Guido Verdún

Personal information
- Full name: Guido José Verdún Vera
- Date of birth: 19 December 1995 (age 30)
- Place of birth: San Juan Nepomuceno, Paraguay
- Height: 1.80 m (5 ft 11 in)
- Position: Centre-back

Team information
- Current team: Deportivo Santaní
- Number: 6

Senior career*
- Years: Team / Apps / (Gls)
- 2017: Olimpia de Itá
- 2018-2019: Fernando de la Mora
- 2019: Resistencia S.C.
- 2020-2021: Plaza Colonia
- 2021: 2 de Mayo
- 2022: Ciudad Bolívar / 4 / (0)
- 2023: Sportivo Carapeguá
- 2024: Sportivo San Lorenzo
- 2024: Sportivo Carapeguá
- 2025-: Deportivo Santaní / 22 / (0)

= Guido Verdún =

Paraguayan footballer

Guido José Verdún Vera (born 19 December 1995) is a Paraguayan professional footballer who plays as a centre-back for Deportivo Santaní in the Second Division of Paraguay.

==Career==
In his early career, he played for the Gobernador Rivera Football Team and Atlético Juventud, among others, both teams in the Gobernador Rivera Football League of Paraguay.

In 2017, he played for Olimpia de Itá. Between 2018 and 2019, he played for Fernando de la Mora. In August 2019, he moved to Resistencia S.C. of Paraguay.

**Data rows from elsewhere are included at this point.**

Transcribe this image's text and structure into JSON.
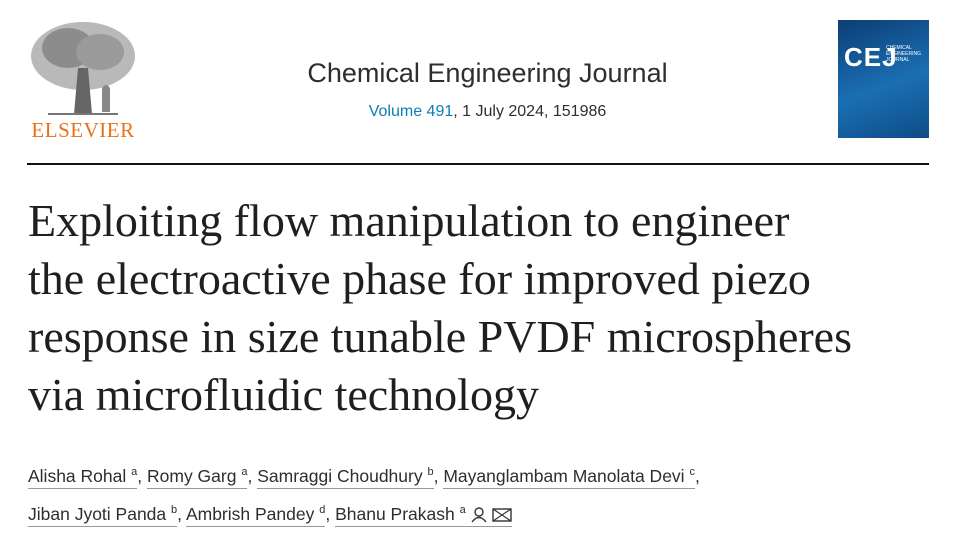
{
  "header": {
    "publisher": "ELSEVIER",
    "journal": "Chemical Engineering Journal",
    "volume": "Volume 491",
    "issue_info": ", 1 July 2024, 151986",
    "cover": {
      "abbr": "CEJ",
      "name": "CHEMICAL ENGINEERING JOURNAL"
    }
  },
  "article": {
    "title_lines": [
      "Exploiting flow manipulation to engineer",
      "the electroactive phase for improved piezo",
      "response in size tunable PVDF microspheres",
      "via microfluidic technology"
    ],
    "separator": ",",
    "author_lines": [
      [
        {
          "name": "Alisha Rohal",
          "affiliation": "a"
        },
        {
          "name": "Romy Garg",
          "affiliation": "a"
        },
        {
          "name": "Samraggi Choudhury",
          "affiliation": "b"
        },
        {
          "name": "Mayanglambam Manolata Devi",
          "affiliation": "c"
        }
      ],
      [
        {
          "name": "Jiban Jyoti Panda",
          "affiliation": "b"
        },
        {
          "name": "Ambrish Pandey",
          "affiliation": "d"
        },
        {
          "name": "Bhanu Prakash",
          "affiliation": "a"
        }
      ]
    ]
  }
}
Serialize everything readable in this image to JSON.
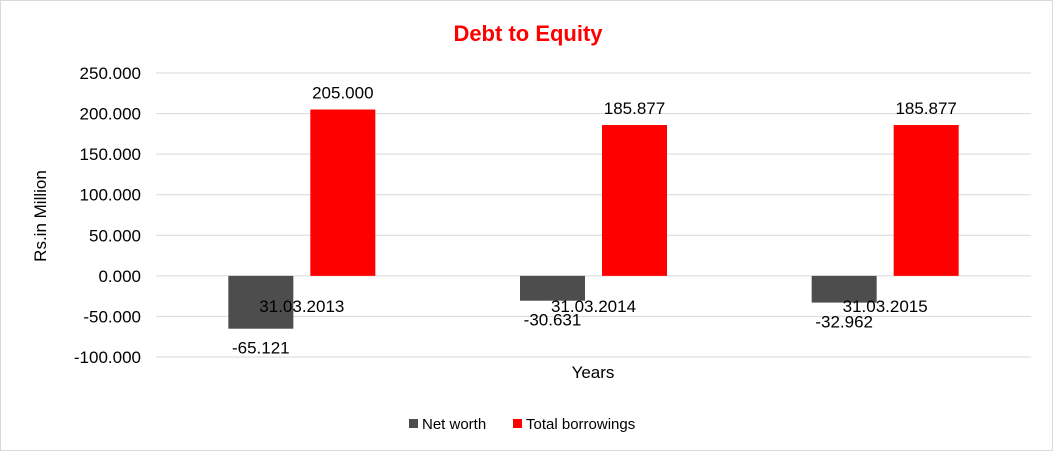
{
  "chart_data": {
    "type": "bar",
    "title": "Debt to Equity",
    "xlabel": "Years",
    "ylabel": "Rs.in Million",
    "categories": [
      "31.03.2013",
      "31.03.2014",
      "31.03.2015"
    ],
    "series": [
      {
        "name": "Net worth",
        "values": [
          -65.121,
          -30.631,
          -32.962
        ],
        "labels": [
          "-65.121",
          "-30.631",
          "-32.962"
        ],
        "color": "#4d4d4d"
      },
      {
        "name": "Total borrowings",
        "values": [
          205.0,
          185.877,
          185.877
        ],
        "labels": [
          "205.000",
          "185.877",
          "185.877"
        ],
        "color": "#ff0000"
      }
    ],
    "ylim": [
      -100,
      250
    ],
    "yticks": [
      250,
      200,
      150,
      100,
      50,
      0,
      -50,
      -100
    ],
    "ytick_labels": [
      "250.000",
      "200.000",
      "150.000",
      "100.000",
      "50.000",
      "0.000",
      "-50.000",
      "-100.000"
    ],
    "grid": true,
    "legend": "bottom",
    "title_color": "#ff0000",
    "gridline_color": "#d9d9d9"
  }
}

Plaza Colonia, signed him in 2020, and he made his debut on October 6, 2020, in a Uruguayan First Division match that ended in a 1–1 draw against River Plate (U), a game he opened with a goal. In 2021, he played for 2 de Mayo.

In March 2022, he joined Ciudad Bolívar.

In July 2023, he arrived at Sportivo Carapeguá. In February 2024, he left for Sportivo San Lorenzo. In July 2024, he returned to Sportivo Carapeguá. In 2025, he signed for Deportivo Santaní, of the Second Division of Paraguay.